Kafedekiler:3.Yaranamadım, ne yaptıysam bu hayata yaranamadım...
.’’Yazmak, okumak, araştırıp sormak’, gibi bir nedenim var mıydı? Diye anlamsız sorular, herhangi bir geçerliliği olmayan cümleler kuruyor,anlamını bilmediğim kelimeler dökülüyordu dilimden.. Yavaş-yavaş kaybolan düşlerim, anlamı olmayan düşünceler oluşmaya başlamıştı kafamın içerisinde. Kurumaya yüz tutmuş, susuz bir yaz geçiren bir ağaç gibi.
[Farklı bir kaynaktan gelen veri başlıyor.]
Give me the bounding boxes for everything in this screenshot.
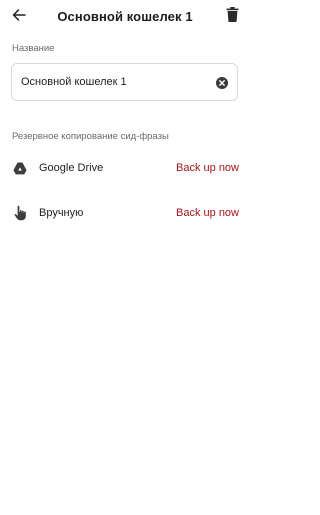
clear-circle-icon	[216, 76, 228, 93]
clear-input-button[interactable]	[216, 76, 228, 89]
backup-row-google-drive[interactable]: Google Drive Back up now	[0, 151, 250, 185]
google-drive-icon	[12, 160, 28, 176]
backup-option-label: Вручную	[39, 207, 84, 219]
wallet-name-field	[11, 63, 238, 101]
hand-pointer-icon	[12, 205, 28, 221]
delete-wallet-button[interactable]	[223, 7, 241, 27]
backup-section-label: Резервное копирование сид-фразы	[12, 131, 169, 142]
app-header: Основной кошелек 1	[0, 0, 250, 36]
backup-row-manual[interactable]: Вручную Back up now	[0, 196, 250, 230]
backup-option-label: Google Drive	[39, 162, 104, 174]
page-title: Основной кошелек 1	[57, 9, 193, 24]
name-field-label: Название	[12, 43, 55, 54]
wallet-name-input[interactable]	[21, 64, 211, 100]
back-up-now-link[interactable]: Back up now	[176, 206, 239, 220]
trash-icon	[226, 7, 239, 27]
back-up-now-link[interactable]: Back up now	[176, 161, 239, 175]
wallet-settings-screen: Основной кошелек 1 Название Резервное ко	[0, 0, 250, 515]
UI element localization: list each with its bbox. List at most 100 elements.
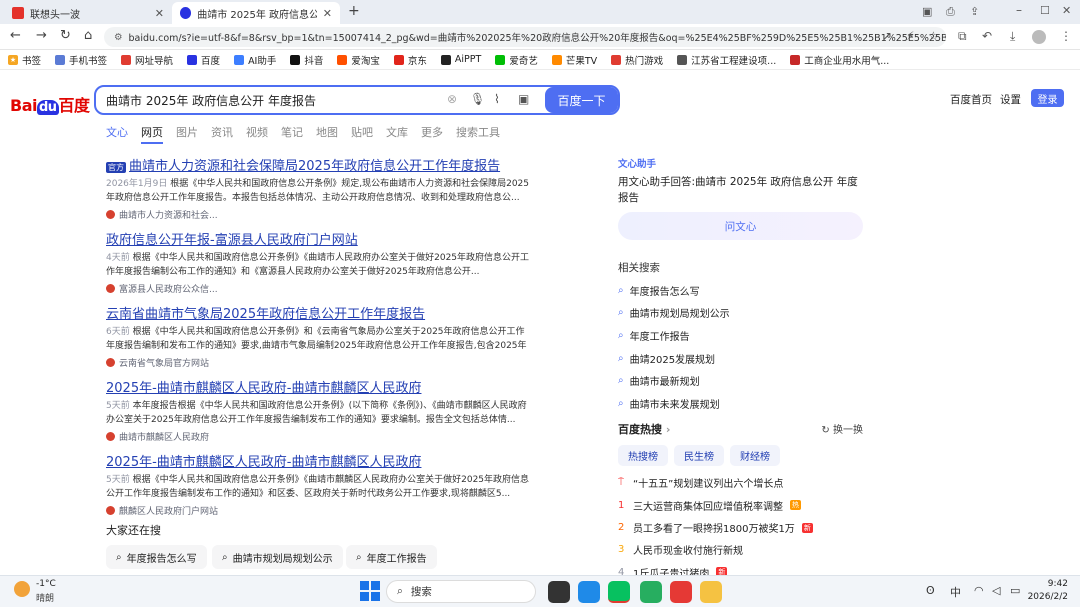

Solmuş, rengini kaybetmiş bir demet çiçek, bir sis gibi günün üzerine çöken ve gece karanlığın dönen’, gün gibiydi her şey sanki.
..Soğuk bir İstanbul sabahı. Soğuk buz gibi bir hava, yere düşmeye üşenen, karamsarlığa düşmüş, kar taneleri havada uçuşuyordu o sabah. Bana mı öyle geliyordu bilemiyorum ama o kar taneleri de üşüyordu o gün. Bom boş anlamsız bir şekilde iniyorlardı gökyüzünden yeryüzüne. Her şey donmuş, her şey anlamını yitirmişti Yeniden İçimde çiçek açmaya başlayan umutlarım, o gün o zamansız yağan kar’ın altında kalıp donmuş, yitip gitmişti. Yok, etmeye çalıştığım olumsuzlukları, ha bir umut diye çabaladığım umutlarıma da o gün kar yağmış, hepsi dalında yemi tomurcuklanmış meyvelerin üzerine yağan kar gibi, donmuştu.
.. Yaranamadım’, ne yapsam yaranamadığım bu hayata küsmek üzereydim. Her ne istediysem o hep erteliyordu benim isteklerimi, hep bir bahane buluyordu ve ne beni nede istediklerimi ciddiye almıyordu. Ne ağlamama izin veriyordu, ne de gülmeme. Mutlu olmayı hep çok gördü bana, hep üzdü beni, üzmeye de devam ediyordu.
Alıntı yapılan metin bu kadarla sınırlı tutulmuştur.